‘It was really scary at first’
Eskasoni nurse gets creative to help protect vulnerable communities from COVID-19
When the first case of COVID-19 was announced, Tanas Sylliboy worked quickly to try to protect his vulnerable Indigenous community.
The 26-year-old nurse had just completed the Nurse Practitioner Master of Nursing degree at Dalhousie University and had planned to take a month off before he needed to start studying for his national exams, but the pandemic put the brakes on both.
“It was really scary at first. My anxiety level was like 200 for those first two weeks,” says Sylliboy. “I knew that if the virus were to hit our community, it would spread really, really quickly.”
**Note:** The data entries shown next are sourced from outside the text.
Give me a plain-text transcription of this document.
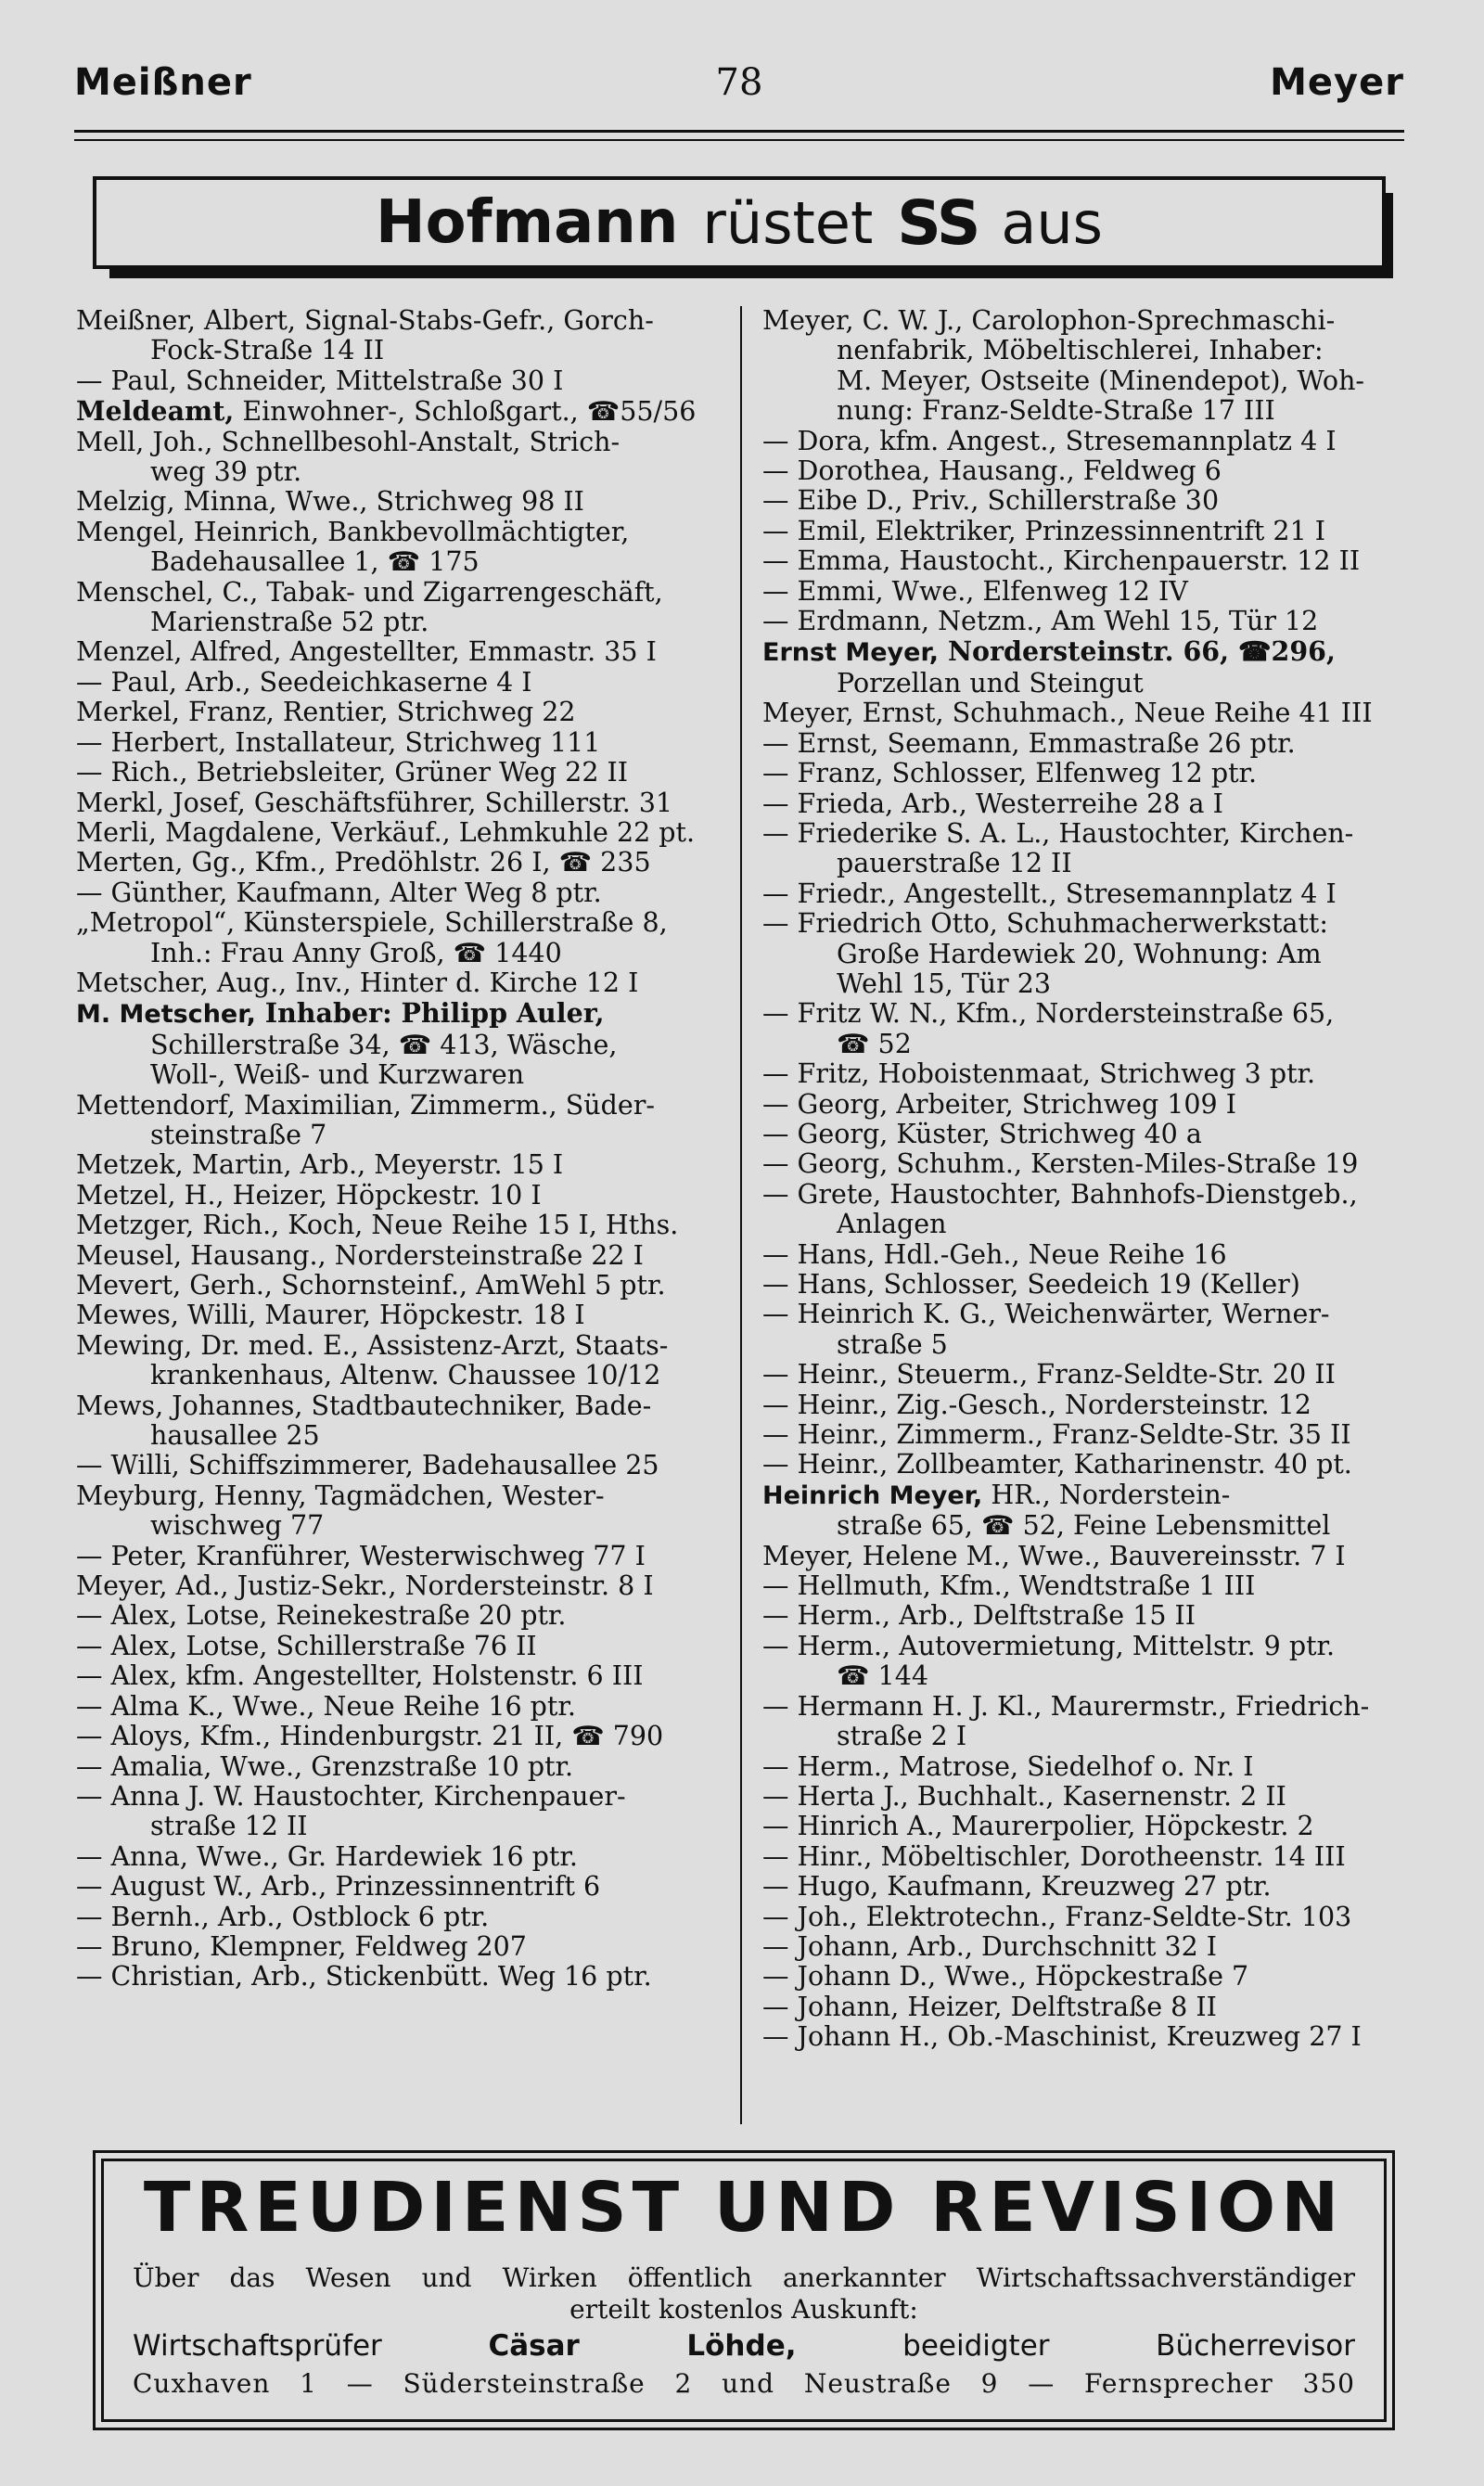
Meißner	78	Meyer
Hofmann rüstet SS aus
Meißner, Albert, Signal-Stabs-Gefr., Gorch-
Fock-Straße 14 II
— Paul, Schneider, Mittelstraße 30 I
Meldeamt, Einwohner-, Schloßgart., ☎55/56
Mell, Joh., Schnellbesohl-Anstalt, Strich-
weg 39 ptr.
Melzig, Minna, Wwe., Strichweg 98 II
Mengel, Heinrich, Bankbevollmächtigter,
Badehausallee 1, ☎ 175
Menschel, C., Tabak- und Zigarrengeschäft,
Marienstraße 52 ptr.
Menzel, Alfred, Angestellter, Emmastr. 35 I
— Paul, Arb., Seedeichkaserne 4 I
Merkel, Franz, Rentier, Strichweg 22
— Herbert, Installateur, Strichweg 111
— Rich., Betriebsleiter, Grüner Weg 22 II
Merkl, Josef, Geschäftsführer, Schillerstr. 31
Merli, Magdalene, Verkäuf., Lehmkuhle 22 pt.
Merten, Gg., Kfm., Predöhlstr. 26 I, ☎ 235
— Günther, Kaufmann, Alter Weg 8 ptr.
„Metropol“, Künsterspiele, Schillerstraße 8,
Inh.: Frau Anny Groß, ☎ 1440
Metscher, Aug., Inv., Hinter d. Kirche 12 I
M. Metscher, Inhaber: Philipp Auler,
Schillerstraße 34, ☎ 413, Wäsche,
Woll-, Weiß- und Kurzwaren
Mettendorf, Maximilian, Zimmerm., Süder-
steinstraße 7
Metzek, Martin, Arb., Meyerstr. 15 I
Metzel, H., Heizer, Höpckestr. 10 I
Metzger, Rich., Koch, Neue Reihe 15 I, Hths.
Meusel, Hausang., Nordersteinstraße 22 I
Mevert, Gerh., Schornsteinf., AmWehl 5 ptr.
Mewes, Willi, Maurer, Höpckestr. 18 I
Mewing, Dr. med. E., Assistenz-Arzt, Staats-
krankenhaus, Altenw. Chaussee 10/12
Mews, Johannes, Stadtbautechniker, Bade-
hausallee 25
— Willi, Schiffszimmerer, Badehausallee 25
Meyburg, Henny, Tagmädchen, Wester-
wischweg 77
— Peter, Kranführer, Westerwischweg 77 I
Meyer, Ad., Justiz-Sekr., Nordersteinstr. 8 I
— Alex, Lotse, Reinekestraße 20 ptr.
— Alex, Lotse, Schillerstraße 76 II
— Alex, kfm. Angestellter, Holstenstr. 6 III
— Alma K., Wwe., Neue Reihe 16 ptr.
— Aloys, Kfm., Hindenburgstr. 21 II, ☎ 790
— Amalia, Wwe., Grenzstraße 10 ptr.
— Anna J. W. Haustochter, Kirchenpauer-
straße 12 II
— Anna, Wwe., Gr. Hardewiek 16 ptr.
— August W., Arb., Prinzessinnentrift 6
— Bernh., Arb., Ostblock 6 ptr.
— Bruno, Klempner, Feldweg 207
— Christian, Arb., Stickenbütt. Weg 16 ptr.
Meyer, C. W. J., Carolophon-Sprechmaschi-
nenfabrik, Möbeltischlerei, Inhaber:
M. Meyer, Ostseite (Minendepot), Woh-
nung: Franz-Seldte-Straße 17 III
— Dora, kfm. Angest., Stresemannplatz 4 I
— Dorothea, Hausang., Feldweg 6
— Eibe D., Priv., Schillerstraße 30
— Emil, Elektriker, Prinzessinnentrift 21 I
— Emma, Haustocht., Kirchenpauerstr. 12 II
— Emmi, Wwe., Elfenweg 12 IV
— Erdmann, Netzm., Am Wehl 15, Tür 12
Ernst Meyer, Nordersteinstr. 66, ☎296,
Porzellan und Steingut
Meyer, Ernst, Schuhmach., Neue Reihe 41 III
— Ernst, Seemann, Emmastraße 26 ptr.
— Franz, Schlosser, Elfenweg 12 ptr.
— Frieda, Arb., Westerreihe 28 a I
— Friederike S. A. L., Haustochter, Kirchen-
pauerstraße 12 II
— Friedr., Angestellt., Stresemannplatz 4 I
— Friedrich Otto, Schuhmacherwerkstatt:
Große Hardewiek 20, Wohnung: Am
Wehl 15, Tür 23
— Fritz W. N., Kfm., Nordersteinstraße 65,
☎ 52
— Fritz, Hoboistenmaat, Strichweg 3 ptr.
— Georg, Arbeiter, Strichweg 109 I
— Georg, Küster, Strichweg 40 a
— Georg, Schuhm., Kersten-Miles-Straße 19
— Grete, Haustochter, Bahnhofs-Dienstgeb.,
Anlagen
— Hans, Hdl.-Geh., Neue Reihe 16
— Hans, Schlosser, Seedeich 19 (Keller)
— Heinrich K. G., Weichenwärter, Werner-
straße 5
— Heinr., Steuerm., Franz-Seldte-Str. 20 II
— Heinr., Zig.-Gesch., Nordersteinstr. 12
— Heinr., Zimmerm., Franz-Seldte-Str. 35 II
— Heinr., Zollbeamter, Katharinenstr. 40 pt.
Heinrich Meyer, HR., Norderstein-
straße 65, ☎ 52, Feine Lebensmittel
Meyer, Helene M., Wwe., Bauvereinsstr. 7 I
— Hellmuth, Kfm., Wendtstraße 1 III
— Herm., Arb., Delftstraße 15 II
— Herm., Autovermietung, Mittelstr. 9 ptr.
☎ 144
— Hermann H. J. Kl., Maurermstr., Friedrich-
straße 2 I
— Herm., Matrose, Siedelhof o. Nr. I
— Herta J., Buchhalt., Kasernenstr. 2 II
— Hinrich A., Maurerpolier, Höpckestr. 2
— Hinr., Möbeltischler, Dorotheenstr. 14 III
— Hugo, Kaufmann, Kreuzweg 27 ptr.
— Joh., Elektrotechn., Franz-Seldte-Str. 103
— Johann, Arb., Durchschnitt 32 I
— Johann D., Wwe., Höpckestraße 7
— Johann, Heizer, Delftstraße 8 II
— Johann H., Ob.-Maschinist, Kreuzweg 27 I
TREUDIENST UND REVISION
Über das Wesen und Wirken öffentlich anerkannter Wirtschaftssachverständiger
erteilt kostenlos Auskunft:
Wirtschaftsprüfer	Cäsar Löhde,	beeidigter Bücherrevisor
Cuxhaven 1 — Südersteinstraße 2 und Neustraße 9 — Fernsprecher 350
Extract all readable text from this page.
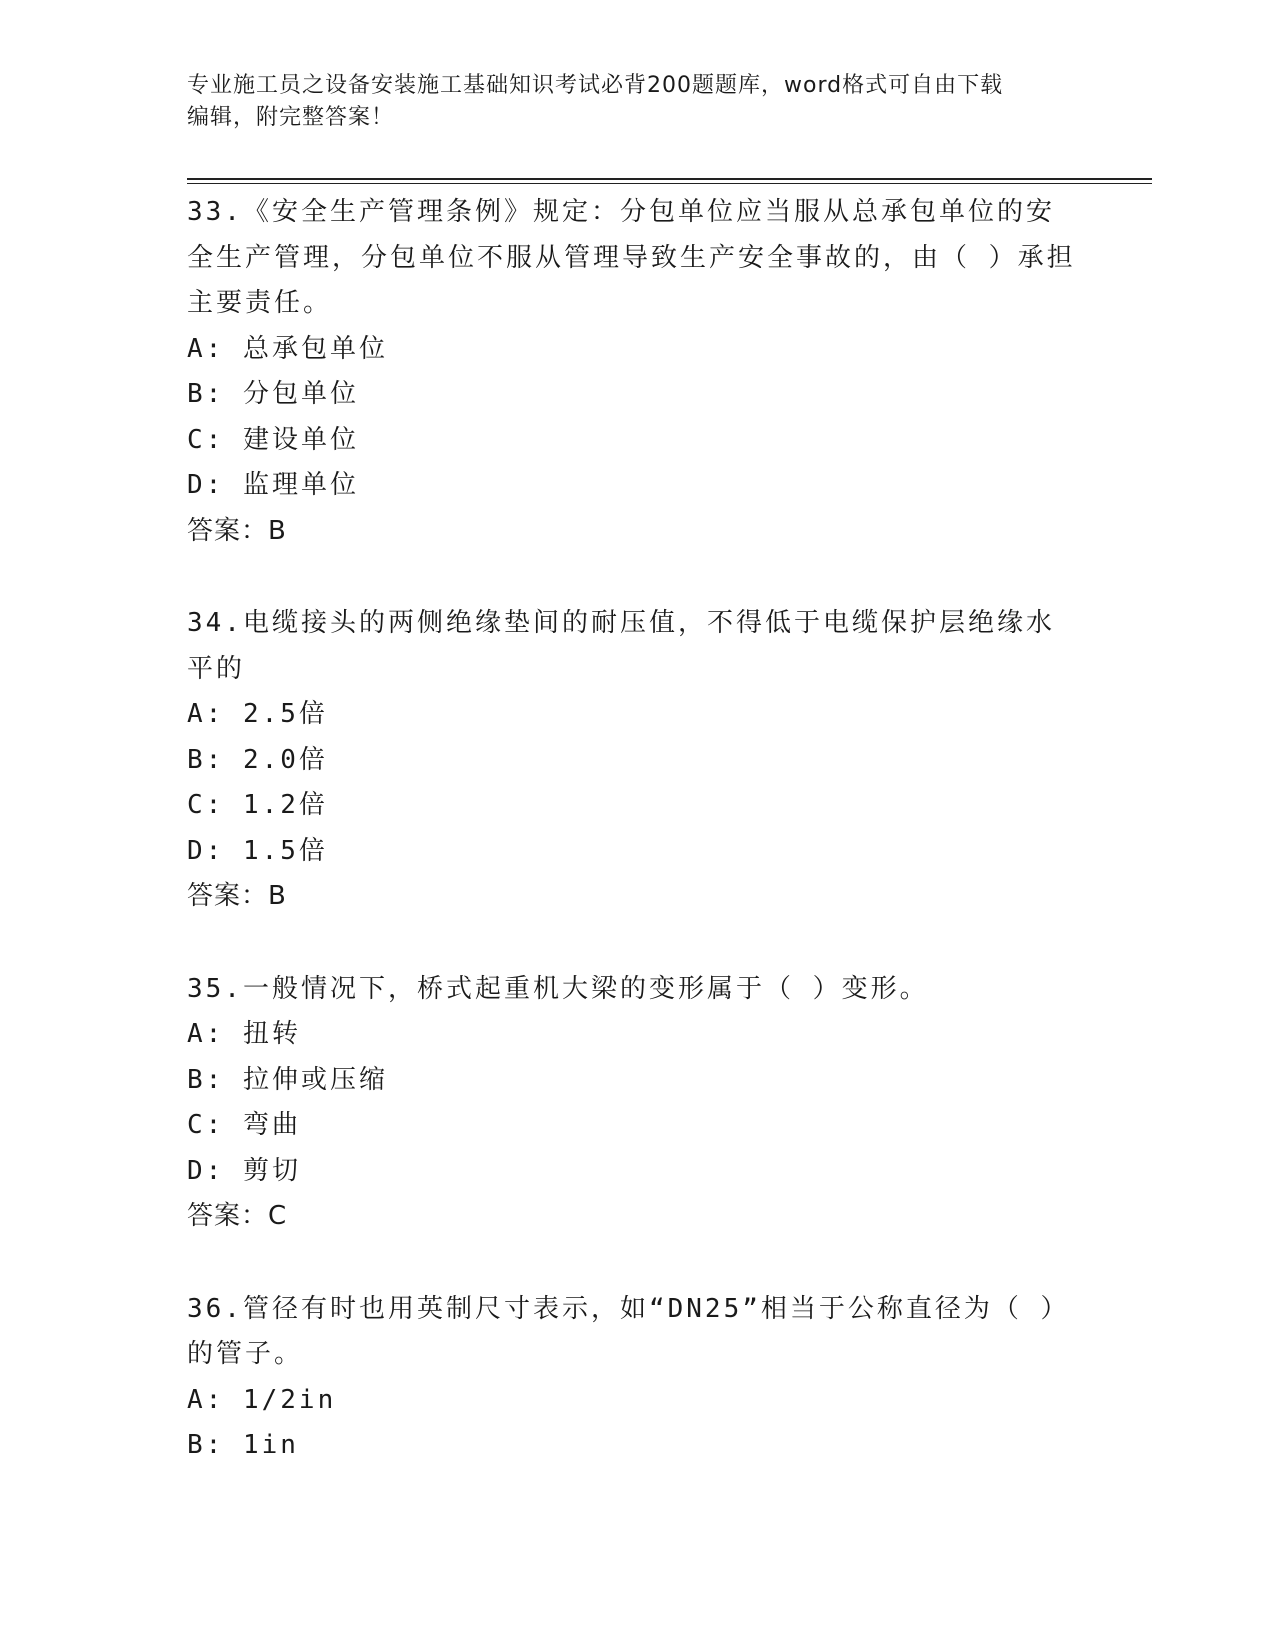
专业施工员之设备安装施工基础知识考试必背200题题库，word格式可自由下载
编辑，附完整答案！
33.《安全生产管理条例》规定：分包单位应当服从总承包单位的安全生产管理，分包单位不服从管理导致生产安全事故的，由（ ）承担主要责任。
A: 总承包单位
B: 分包单位
C: 建设单位
D: 监理单位
答案：B
34.电缆接头的两侧绝缘垫间的耐压值，不得低于电缆保护层绝缘水平的
A: 2.5倍
B: 2.0倍
C: 1.2倍
D: 1.5倍
答案：B
35.一般情况下，桥式起重机大梁的变形属于（ ）变形。
A: 扭转
B: 拉伸或压缩
C: 弯曲
D: 剪切
答案：C
36.管径有时也用英制尺寸表示，如“DN25”相当于公称直径为（ ）的管子。
A: 1/2in
B: 1in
He says First Nation communities are very tight-knit and many have a housing crisis, which means a single home may contain a lot of people. Sylliboy created posters reading “Naqa’si” (“stop”) so people could identify households with high-risk members or people who were self-isolating due to recent travel. He says the signs — and thankfully not the virus itself — “spread like wildfire” throughout Eskasoni Mi’kmaw Nation and then to other First Nation communities across Canada.
Working alongside the Eskasoni Chief and Council, Sylliboy helped make a plan to protect their community. Eskasoni introduced a curfew and restricted people leaving the community unless it’s for urgent appointments or emergencies. Sylliboy and the rest of the health centre team are conducting most of their own appointments over the phone whenever possible, and they’ve set up a COVID-19 hotline that community members can call with questions or concerns.
He says the next steps may include giving community members experiencing possible COVID-19 symptoms the option to relocate temporarily to refurbished housing so they can self-isolate.
“Everyone’s working at 100 per cent capacity and things are going really well,” says Sylliboy. “We’re trying very hard to protect our most at-risk — our homeless and our elders — and we don’t have any cases in our community at present. We’re just trying to take every step possible to minimize the impact of this virus.”
Sylliboy says he’s not sure if the extreme measures they’re taking are working or if they’re just “extremely lucky,” but he’ll take it.
“Everyone’s scared, so we’re just trying to provide that reassurance that it’s OK to be scared but they’re not alone,” says Sylliboy.
He’s been a nurse for the last five years, primarily in emergency departments across the province — including three years at the Cape Breton Regional Hospital in Sydney.
He was inspired to become a nurse practitioner back when he spent a month working alongside one, back when he was doing his undergraduate nursing degree at Cape Breton University. He loved the role she played in the communities she worked in, and knew it would “greatly benefit” his home of Eskasoni.
In many Mi’kmaq communities, Sylliboy says having a Mi’kmaq healthcare provider is “really unheard of. Many Indigenous Canadians experience barriers when it comes to accessing emergency healthcare — often due to intergenerational trauma, systematical racism or fear of discrimination — so it’s especially important to him to be “a familiar face” for them.
So when Sylliboy began working at a youth health centre three years ago, he remembers feeling discouraged that it didn’t feel like it represented Mi’kmaq youth. He took it upon himself to make it feel more home-y by adding pieces of Mi’kmaq art donated by students and staff at the Eskasoni High School.
He says it was also “unsettling” to realize how few healthcare professionals were familiar with the history of Residential Schools in Canada, including its intergenerational effects so he provided education and arranged for cultural sensitivity training for staff that were interested.
“I’ve heard many times ‘Oh, get over it’ or ‘It’s in the past,’ but it has had a ripple effect across generations,” says Sylliboy. “We need to have these conversations so we’re equipped with the knowledge to have a trauma-informed care.”
Along with the work he’s doing in Eskasoni, Sylliboy also works with the IWK Health Centre on the Aboriginal Children’s Hurt & Healing Initiative — an important cause because he says many Indigenous populations especially children have trouble expressing pain with the use of traditional standardized pain scales.
“The Mi’kmaq language doesn’t have a word for ‘pain’ that directly translates, so pain can be undertreated or overtreated because things may get lost in translation,” explains Sylliboy. “Because of residential schools, there’s stoicism reflected throughout the generations. You didn’t want to express pain to provide that satisfaction to the people who were hurting you.”
Sylliboy never thought about becoming a nurse until his high school research project on nutrition made it to the national level and a judge asked him if he’d ever considered going into medicine. No, he’d thought immediately.
But later on, he’d researched the requirements and realized that he met the qualifications to get into nursing school and decided to give it a try.
During his first year studying nursing, Sylliboy got to spend time in long-term care facilities as well as various hospital departments. No matter where he went, he says he always had the same reaction: “This is something I can absolutely see myself doing for the rest of my life.”